Abstract

In public policy formulation, it is generally preferable to create several quantifiably good alternatives that provide very different approaches to the particular situation. This is because public sector decision-making typically involves complex problems that are riddled with incompatible performance objectives and possess competing design requirements which are very difficult—if not impossible—to quantify and capture at the time supporting decision models are constructed. There are invariably unmodelled design issues, not apparent at the time of model construction, which can greatly impact the acceptability of the model’s solutions. Furthermore, public environmental policy formulation problems often contain considerable stochastic uncertainty and there are frequently numerous stakeholders with irreconcilable perspectives involved. Consequently, it is preferable to generate several alternatives that provide multiple, disparate perspectives to the problem.
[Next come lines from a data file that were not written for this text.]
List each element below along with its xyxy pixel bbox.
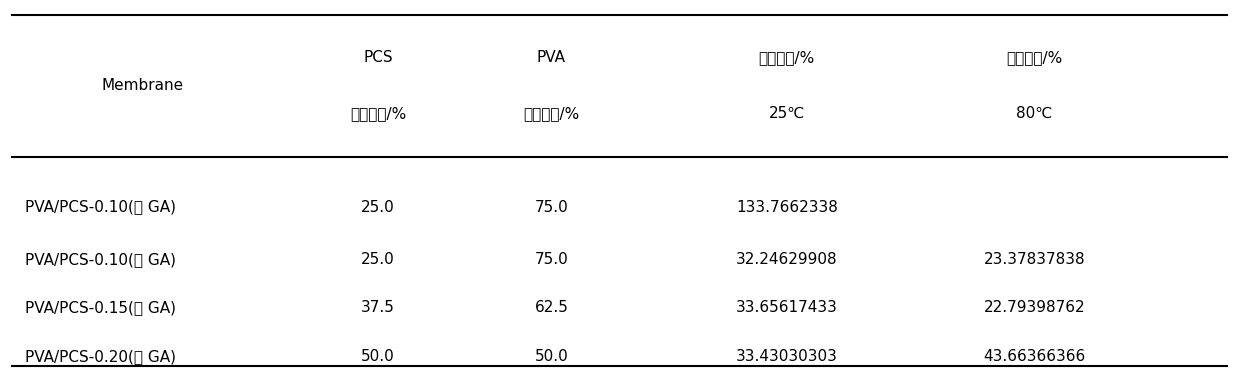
- Text: PVA: PVA: [536, 50, 566, 65]
- Text: 80℃: 80℃: [1016, 106, 1053, 121]
- Text: 25℃: 25℃: [768, 106, 805, 121]
- Text: 75.0: 75.0: [534, 252, 569, 267]
- Text: PCS: PCS: [363, 50, 393, 65]
- Text: 质量分数/%: 质量分数/%: [523, 106, 580, 121]
- Text: PVA/PCS-0.10(有 GA): PVA/PCS-0.10(有 GA): [25, 252, 176, 267]
- Text: 50.0: 50.0: [361, 349, 395, 364]
- Text: PVA/PCS-0.10(无 GA): PVA/PCS-0.10(无 GA): [25, 200, 176, 214]
- Text: 32.24629908: 32.24629908: [736, 252, 838, 267]
- Text: PVA/PCS-0.15(有 GA): PVA/PCS-0.15(有 GA): [25, 300, 176, 315]
- Text: 25.0: 25.0: [361, 200, 395, 214]
- Text: 43.66366366: 43.66366366: [984, 349, 1085, 364]
- Text: 22.79398762: 22.79398762: [984, 300, 1085, 315]
- Text: 37.5: 37.5: [361, 300, 395, 315]
- Text: 50.0: 50.0: [534, 349, 569, 364]
- Text: 面积溶胀/%: 面积溶胀/%: [1006, 50, 1063, 65]
- Text: Membrane: Membrane: [102, 78, 183, 93]
- Text: 33.43030303: 33.43030303: [736, 349, 838, 364]
- Text: 23.37837838: 23.37837838: [984, 252, 1085, 267]
- Text: 面积溶胀/%: 面积溶胀/%: [758, 50, 815, 65]
- Text: 75.0: 75.0: [534, 200, 569, 214]
- Text: 33.65617433: 33.65617433: [736, 300, 838, 315]
- Text: 质量分数/%: 质量分数/%: [349, 106, 406, 121]
- Text: PVA/PCS-0.20(有 GA): PVA/PCS-0.20(有 GA): [25, 349, 176, 364]
- Text: 25.0: 25.0: [361, 252, 395, 267]
- Text: 133.7662338: 133.7662338: [736, 200, 838, 214]
- Text: 62.5: 62.5: [534, 300, 569, 315]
These alternatives should possess near-optimal objective measures with respect to the known modelled objective(s), but be fundamentally different from each other in terms of the system structures characterized by their decision variables. By generating a set of very different solutions, it is hoped that some of these dissimilar alternatives can provide very different perspectives that may serve to satisfy the unmodelled objectives. This study provides a co-evolutionary simulation–optimization modelling-to-generate-alternatives approach that can be used to efficiently create multiple solution alternatives that satisfy required system performance criteria in highly uncertain environments and yet are maximally different in their decision space. This new stochastic approach is very computationally efficient, since it permits the simultaneous generation of good solution alternatives in a single computational run of the SO algorithm. The efficacy and efficiency of this technique is specifically demonstrated using an earlier waste management case to enable direct comparisons to previous methods. Waste management systems provide an ideal setting for illustrating the modelling techniques used for such public environmental policy formulation, since they possess all of the prevalent incongruencies and system uncertainties inherent in complex planning processes.